Thursday, 30 April 2020

Chiplets Do Not ‘Reinstate’ Moore’s Law

Ever since chiplets became a topic of discussion in the semiconductor industry, there’s been something of a fight over how to talk about them. It’s not unusual to see articles claiming that chiplets represent some kind of new advance that will allow us to return to an era of idealized scaling and higher performance generation.

There are two problems with this framing. First, while it’s not exactly wrong, it’s too simplistic and obscures some important details in the relationship between chiplets and Moore’s Law. Second, casting chiplets strictly in terms of Moore’s Law ignores some of the most exciting ideas for how we should use them in the future.

Chiplets Reverse a Long-Standing Trend Out of Necessity

The history of computing is the history of function integration. The very name integrated circuit recalls the long history of improving computer performance by building circuit components closer together. FPUs, CPU caches, memory controllers, GPUs, PCIe lanes, and I/O controllers are just some of the once-separate components that are now commonly integrated on-die.

Chiplets fundamentally reverse this trend by breaking once-monolithic chips into separate functional blocks based on how amenable these blocks are to further scaling. In AMD’s case, I/O functions and the chip’s DRAM channels are built on a 14nm die from GF (using 12nm design rules), while the actual chiplets containing the CPU cores and the L3 cache were scaled down on TSMC’s new node.

Prior to 7nm, we didn’t need chiplets because it was still more valuable to keep the entire chip unified than to break it into pieces and deal with the higher latency and power costs.

AMD-Epyc-Chiplet

Epyc’s I/O die, as shown at AMD’s New Horizon event.

Do chiplets improve scaling by virtue of focusing that effort where it’s needed most? Yes.

Is it an extra step that we didn’t previously need to take? Yes.

Chiplets are both a demonstration of how good engineers are at finding new ways to improve performance and a demonstration of how continuing to improve performance requires compromising in ways that didn’t used to be necessary. Even if they allow companies to accelerate density improvements, they’re still only applying those improvements to part of what has typically been considered a CPU.

Also, keep in mind that endlessly increasing transistor density is of limited effectiveness without corresponding decreases in power consumption. Higher transistor densities also inevitably mean a greater chance of a performance-limiting hot spot on the die.
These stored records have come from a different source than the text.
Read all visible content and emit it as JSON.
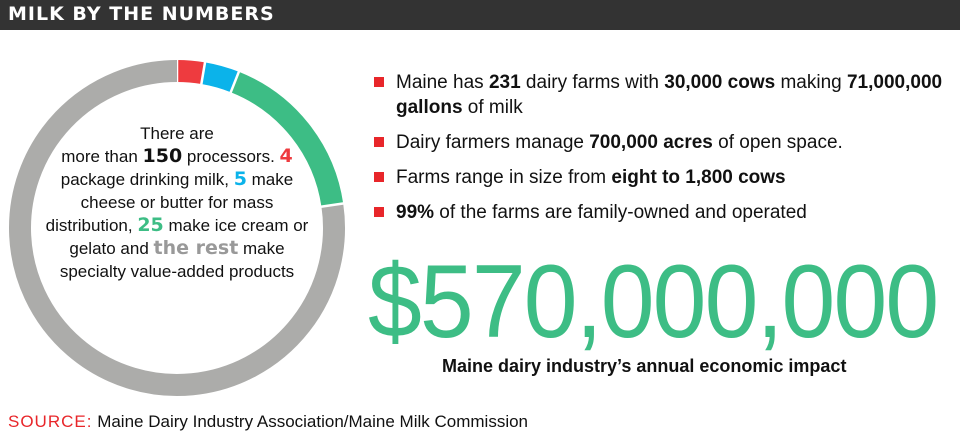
{
  "header": {
    "title": "MILK BY THE NUMBERS"
  },
  "colors": {
    "red": "#e8262a",
    "blue": "#00b0e8",
    "green": "#3dbd85",
    "gray": "#acacaa",
    "header_bg": "#333333"
  },
  "chart_data": {
    "type": "pie",
    "donut": true,
    "total": 150,
    "slices": [
      {
        "value": 4,
        "color": "#ee3b3f"
      },
      {
        "value": 5,
        "color": "#0bb3ea"
      },
      {
        "value": 25,
        "color": "#3dbd85"
      },
      {
        "value": 116,
        "color": "#acacaa"
      }
    ]
  },
  "donut_text": {
    "t1": "There are",
    "t2": "more than ",
    "n150": "150",
    "t3": "processors. ",
    "n4": "4",
    "t4": " package drinking milk, ",
    "n5": "5",
    "t5": " make cheese or butter for mass distribution, ",
    "n25": "25",
    "t6": " make ice cream or gelato and ",
    "rest": "the rest",
    "t7": " make specialty value-added products"
  },
  "facts": [
    {
      "parts": [
        [
          "Maine has ",
          false
        ],
        [
          "231",
          true
        ],
        [
          " dairy farms with ",
          false
        ],
        [
          "30,000 cows",
          true
        ],
        [
          " making ",
          false
        ],
        [
          "71,000,000 gallons",
          true
        ],
        [
          " of milk",
          false
        ]
      ]
    },
    {
      "parts": [
        [
          "Dairy farmers manage ",
          false
        ],
        [
          "700,000 acres",
          true
        ],
        [
          " of open space.",
          false
        ]
      ]
    },
    {
      "parts": [
        [
          "Farms range in size from ",
          false
        ],
        [
          "eight to 1,800 cows",
          true
        ]
      ]
    },
    {
      "parts": [
        [
          "99%",
          true
        ],
        [
          " of the farms are family-owned and operated",
          false
        ]
      ]
    }
  ],
  "impact": {
    "value": "$570,000,000",
    "caption": "Maine dairy industry’s annual economic impact"
  },
  "source": {
    "label": "SOURCE:",
    "text": " Maine Dairy Industry Association/Maine Milk Commission"
  }
}
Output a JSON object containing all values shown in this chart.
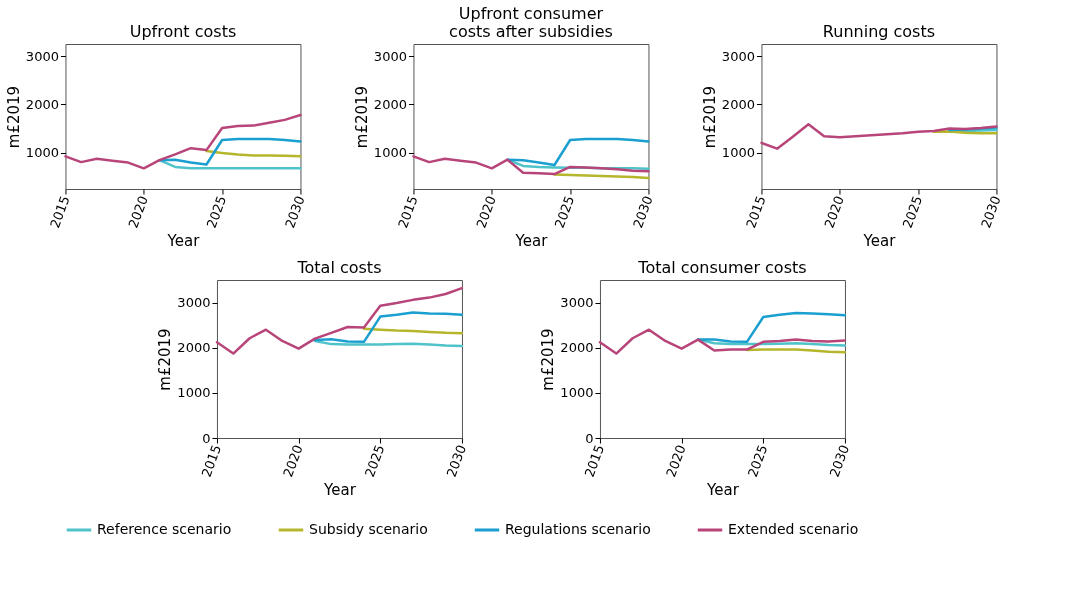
{
  "chart_data": [
    {
      "type": "line",
      "title": "Upfront costs",
      "xlabel": "Year",
      "ylabel": "m£2019",
      "xlim": [
        2015,
        2030
      ],
      "xticks": [
        2015,
        2020,
        2025,
        2030
      ],
      "ylim": [
        240,
        3260
      ],
      "yticks": [
        1000,
        2000,
        3000
      ],
      "grid": false,
      "legend": "bottom",
      "line_style": "solid",
      "x": [
        2015,
        2016,
        2017,
        2018,
        2019,
        2020,
        2021,
        2022,
        2023,
        2024,
        2025,
        2026,
        2027,
        2028,
        2029,
        2030
      ],
      "series": [
        {
          "name": "Reference scenario",
          "color": "#4fc3c9",
          "values": [
            null,
            null,
            null,
            null,
            null,
            null,
            840,
            700,
            670,
            670,
            670,
            670,
            670,
            670,
            670,
            670
          ]
        },
        {
          "name": "Subsidy scenario",
          "color": "#b5b62c",
          "values": [
            null,
            null,
            null,
            null,
            null,
            null,
            null,
            null,
            null,
            1030,
            990,
            960,
            940,
            940,
            930,
            920
          ]
        },
        {
          "name": "Regulations scenario",
          "color": "#1a9fd0",
          "values": [
            null,
            null,
            null,
            null,
            null,
            null,
            840,
            850,
            790,
            750,
            1260,
            1280,
            1280,
            1280,
            1260,
            1230
          ]
        },
        {
          "name": "Extended scenario",
          "color": "#b8457a",
          "values": [
            920,
            800,
            870,
            830,
            790,
            670,
            840,
            960,
            1090,
            1050,
            1510,
            1550,
            1560,
            1620,
            1680,
            1780
          ]
        }
      ]
    },
    {
      "type": "line",
      "title": "Upfront consumer\ncosts after subsidies",
      "xlabel": "Year",
      "ylabel": "m£2019",
      "xlim": [
        2015,
        2030
      ],
      "xticks": [
        2015,
        2020,
        2025,
        2030
      ],
      "ylim": [
        240,
        3260
      ],
      "yticks": [
        1000,
        2000,
        3000
      ],
      "grid": false,
      "legend": "bottom",
      "line_style": "solid",
      "x": [
        2015,
        2016,
        2017,
        2018,
        2019,
        2020,
        2021,
        2022,
        2023,
        2024,
        2025,
        2026,
        2027,
        2028,
        2029,
        2030
      ],
      "series": [
        {
          "name": "Reference scenario",
          "color": "#4fc3c9",
          "values": [
            null,
            null,
            null,
            null,
            null,
            null,
            850,
            720,
            700,
            690,
            680,
            680,
            670,
            670,
            670,
            660
          ]
        },
        {
          "name": "Subsidy scenario",
          "color": "#b5b62c",
          "values": [
            null,
            null,
            null,
            null,
            null,
            null,
            null,
            null,
            null,
            540,
            530,
            520,
            510,
            500,
            490,
            470
          ]
        },
        {
          "name": "Regulations scenario",
          "color": "#1a9fd0",
          "values": [
            null,
            null,
            null,
            null,
            null,
            null,
            850,
            840,
            790,
            740,
            1260,
            1280,
            1280,
            1280,
            1260,
            1230
          ]
        },
        {
          "name": "Extended scenario",
          "color": "#b8457a",
          "values": [
            920,
            800,
            870,
            830,
            790,
            670,
            850,
            580,
            570,
            550,
            700,
            690,
            670,
            650,
            620,
            610
          ]
        }
      ]
    },
    {
      "type": "line",
      "title": "Running costs",
      "xlabel": "Year",
      "ylabel": "m£2019",
      "xlim": [
        2015,
        2030
      ],
      "xticks": [
        2015,
        2020,
        2025,
        2030
      ],
      "ylim": [
        240,
        3260
      ],
      "yticks": [
        1000,
        2000,
        3000
      ],
      "grid": false,
      "legend": "bottom",
      "line_style": "solid",
      "x": [
        2015,
        2016,
        2017,
        2018,
        2019,
        2020,
        2021,
        2022,
        2023,
        2024,
        2025,
        2026,
        2027,
        2028,
        2029,
        2030
      ],
      "series": [
        {
          "name": "Reference scenario",
          "color": "#4fc3c9",
          "values": [
            null,
            null,
            null,
            null,
            null,
            null,
            null,
            null,
            null,
            null,
            null,
            null,
            1450,
            1450,
            1460,
            1470
          ]
        },
        {
          "name": "Subsidy scenario",
          "color": "#b5b62c",
          "values": [
            null,
            null,
            null,
            null,
            null,
            null,
            null,
            null,
            null,
            null,
            null,
            1430,
            1440,
            1410,
            1400,
            1400
          ]
        },
        {
          "name": "Regulations scenario",
          "color": "#1a9fd0",
          "values": [
            null,
            null,
            null,
            null,
            null,
            null,
            null,
            null,
            null,
            null,
            null,
            null,
            1470,
            1480,
            1500,
            1520
          ]
        },
        {
          "name": "Extended scenario",
          "color": "#b8457a",
          "values": [
            1200,
            1080,
            1330,
            1590,
            1340,
            1320,
            1340,
            1360,
            1380,
            1400,
            1430,
            1450,
            1500,
            1490,
            1510,
            1540
          ]
        }
      ]
    },
    {
      "type": "line",
      "title": "Total costs",
      "xlabel": "Year",
      "ylabel": "m£2019",
      "xlim": [
        2015,
        2030
      ],
      "xticks": [
        2015,
        2020,
        2025,
        2030
      ],
      "ylim": [
        0,
        3500
      ],
      "yticks": [
        0,
        1000,
        2000,
        3000
      ],
      "grid": false,
      "legend": "bottom",
      "line_style": "solid",
      "x": [
        2015,
        2016,
        2017,
        2018,
        2019,
        2020,
        2021,
        2022,
        2023,
        2024,
        2025,
        2026,
        2027,
        2028,
        2029,
        2030
      ],
      "series": [
        {
          "name": "Reference scenario",
          "color": "#4fc3c9",
          "values": [
            null,
            null,
            null,
            null,
            null,
            null,
            2150,
            2080,
            2070,
            2070,
            2070,
            2080,
            2090,
            2070,
            2050,
            2040
          ]
        },
        {
          "name": "Subsidy scenario",
          "color": "#b5b62c",
          "values": [
            null,
            null,
            null,
            null,
            null,
            null,
            null,
            null,
            null,
            2420,
            2400,
            2380,
            2370,
            2350,
            2330,
            2320
          ]
        },
        {
          "name": "Regulations scenario",
          "color": "#1a9fd0",
          "values": [
            null,
            null,
            null,
            null,
            null,
            null,
            2170,
            2190,
            2140,
            2130,
            2690,
            2730,
            2780,
            2760,
            2750,
            2730
          ]
        },
        {
          "name": "Extended scenario",
          "color": "#b8457a",
          "values": [
            2120,
            1870,
            2210,
            2400,
            2150,
            1980,
            2200,
            2330,
            2460,
            2450,
            2930,
            2990,
            3060,
            3110,
            3190,
            3320
          ]
        }
      ]
    },
    {
      "type": "line",
      "title": "Total consumer costs",
      "xlabel": "Year",
      "ylabel": "m£2019",
      "xlim": [
        2015,
        2030
      ],
      "xticks": [
        2015,
        2020,
        2025,
        2030
      ],
      "ylim": [
        0,
        3500
      ],
      "yticks": [
        0,
        1000,
        2000,
        3000
      ],
      "grid": false,
      "legend": "bottom",
      "line_style": "solid",
      "x": [
        2015,
        2016,
        2017,
        2018,
        2019,
        2020,
        2021,
        2022,
        2023,
        2024,
        2025,
        2026,
        2027,
        2028,
        2029,
        2030
      ],
      "series": [
        {
          "name": "Reference scenario",
          "color": "#4fc3c9",
          "values": [
            null,
            null,
            null,
            null,
            null,
            null,
            2180,
            2100,
            2080,
            2080,
            2080,
            2090,
            2100,
            2080,
            2060,
            2050
          ]
        },
        {
          "name": "Subsidy scenario",
          "color": "#b5b62c",
          "values": [
            null,
            null,
            null,
            null,
            null,
            null,
            null,
            null,
            null,
            1950,
            1960,
            1960,
            1960,
            1940,
            1910,
            1900
          ]
        },
        {
          "name": "Regulations scenario",
          "color": "#1a9fd0",
          "values": [
            null,
            null,
            null,
            null,
            null,
            null,
            2180,
            2180,
            2140,
            2130,
            2680,
            2730,
            2770,
            2760,
            2740,
            2720
          ]
        },
        {
          "name": "Extended scenario",
          "color": "#b8457a",
          "values": [
            2120,
            1870,
            2210,
            2400,
            2150,
            1980,
            2180,
            1940,
            1960,
            1960,
            2130,
            2150,
            2180,
            2150,
            2140,
            2160
          ]
        }
      ]
    }
  ]
}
Chiplets: Beyond Moore’s Law

The most interesting feature of chiplets, in my own opinion, has nothing to do with their ability to drive future density scaling. I’m very curious to see if we see firms deploying chiplets made from different types of semiconductors within the same CPU. The integration of different materials, like III-V semiconductors, could allow for chiplet-to-chiplet communication to be handled via optical interconnects in future designs, or allow a conventional chiplet with a set of standard CPU cores to be paired with, say, a spintronics-based chip built on gallium nitride.

We don’t use silicon because it’s the highest-performing transistor material. We use silicon because it’s affordable, easy to work with, and doesn’t have any enormous flaws that limit its usefulness in any particular application. Probably the best feature of chiplets is the way they could allow a company like Intel or AMD to take a smaller risk on adopting a new material for silicon engineering without betting the entire farm in the process.

Imagine a scenario where Intel or AMD wanted to introduce a chiplet-based CPU with four ultra-high-performance cores built with something like InGaAs (indium gallium arsenide), and 16 cores based on improved-but-conventional silicon. If the InGaAs project fails, the work done on the rest of the chip isn’t wasted and neither company is stuck starting from scratch on an entire CPU design.

The idea of optimizing chiplet design for different types of materials and use-cases within the same SoC is a logical extension of the trend towards specialization that created chiplets themselves. Intel has even discussed using III-V semiconductors like InGaAs before, though not since ~2015, as far as I know.

The most exciting thing about chiplets, in my opinion, isn’t that they offer a way to keep packing transistors. It’s that they may give companies more latitude to experiment with new materials and engineering processes that will accelerate performance or improve power efficiency without requiring them to deploy these technologies across an entire SoC simultaneously. Chiplets are just one example of how companies are rethinking the traditional method of building products with an eye towards improving performance through something other than smaller manufacturing nodes. The idea of getting rid of PC motherboards or of using wafer-scale processing to build super-high-performance processors are both different applications of the same concept: Radically changing our preconceived notions on what a system looks like in ways that aren’t directly tied to Moore’s Law.